NZ_Kiwis;10993582 wrote:Yes but with the dateTime class you can only go to 2038
Says who? (And whoever said that, be sure to tell them they were mistaken. 😉)
The PHP manual certainly has a different opinion; from the man page [man]intro.datetime[/man]:
PHP Manual wrote:The date and time information is internally stored as an 64-bit number so all imaginable dates (including negative years) are supported. The range is from about 292 billion years in the past to the same in the future.
NZ_Kiwis wrote:If the GameDate updated every, I dunno 15 seconds, would that be much load on my server if I had 500 people playing this game at once?

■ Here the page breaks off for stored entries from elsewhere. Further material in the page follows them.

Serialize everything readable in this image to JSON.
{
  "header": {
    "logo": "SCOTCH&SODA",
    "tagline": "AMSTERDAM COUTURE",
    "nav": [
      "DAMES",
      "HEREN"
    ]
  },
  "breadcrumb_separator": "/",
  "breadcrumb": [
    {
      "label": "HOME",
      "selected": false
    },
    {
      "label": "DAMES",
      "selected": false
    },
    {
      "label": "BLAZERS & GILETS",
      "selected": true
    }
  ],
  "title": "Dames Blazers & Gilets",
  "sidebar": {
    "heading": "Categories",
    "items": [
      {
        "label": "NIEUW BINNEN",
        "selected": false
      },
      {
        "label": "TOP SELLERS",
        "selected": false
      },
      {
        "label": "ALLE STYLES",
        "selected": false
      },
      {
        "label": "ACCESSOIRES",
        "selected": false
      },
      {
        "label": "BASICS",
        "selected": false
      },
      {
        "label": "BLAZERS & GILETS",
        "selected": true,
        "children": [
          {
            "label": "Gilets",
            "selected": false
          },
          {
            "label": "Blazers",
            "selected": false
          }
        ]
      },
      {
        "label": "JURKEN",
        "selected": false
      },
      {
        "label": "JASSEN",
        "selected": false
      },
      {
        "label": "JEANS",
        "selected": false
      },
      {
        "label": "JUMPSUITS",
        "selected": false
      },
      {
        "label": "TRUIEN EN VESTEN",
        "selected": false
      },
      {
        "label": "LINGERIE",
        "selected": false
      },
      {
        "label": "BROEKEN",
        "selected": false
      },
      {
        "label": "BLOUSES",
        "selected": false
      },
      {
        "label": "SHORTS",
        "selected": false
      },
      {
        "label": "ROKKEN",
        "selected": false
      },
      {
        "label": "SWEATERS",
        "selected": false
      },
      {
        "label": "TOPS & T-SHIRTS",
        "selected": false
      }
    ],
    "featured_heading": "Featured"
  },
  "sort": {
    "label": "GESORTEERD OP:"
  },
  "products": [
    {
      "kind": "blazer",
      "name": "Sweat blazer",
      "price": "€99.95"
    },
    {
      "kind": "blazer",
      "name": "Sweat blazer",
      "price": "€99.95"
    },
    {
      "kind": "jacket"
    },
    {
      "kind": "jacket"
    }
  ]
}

Whether or not your server has the necessary resources to keep up at all is something you'd want to do some benchmarking and profiling to determine. However, if we're talking about efficiency, let's compare your method versus my proposed method. You are wanting to:
Execute a query to SELECT the date from all rows in the DB.
Loop through the result set, fetching each row one-by-one from the DB into PHP. For each row, you also:
Perform some calculation and/or string manipulation in PHP to update the date.
Execute a SQL query to update that row's date value in the DB with the new value from above.
In other words, you're going to execute n+1 SQL queries, where n is the number of rows in the table. In other words, you're up to 4(n+1) SQL queries per hour just to update the time.
My suggestion was to simply:
Execute a query to UPDATE all rows by adding 15 minutes to the rows' previous values, respectively.
That's only 1 query, or 4 queries per hour (regardless of the number of rows in the table).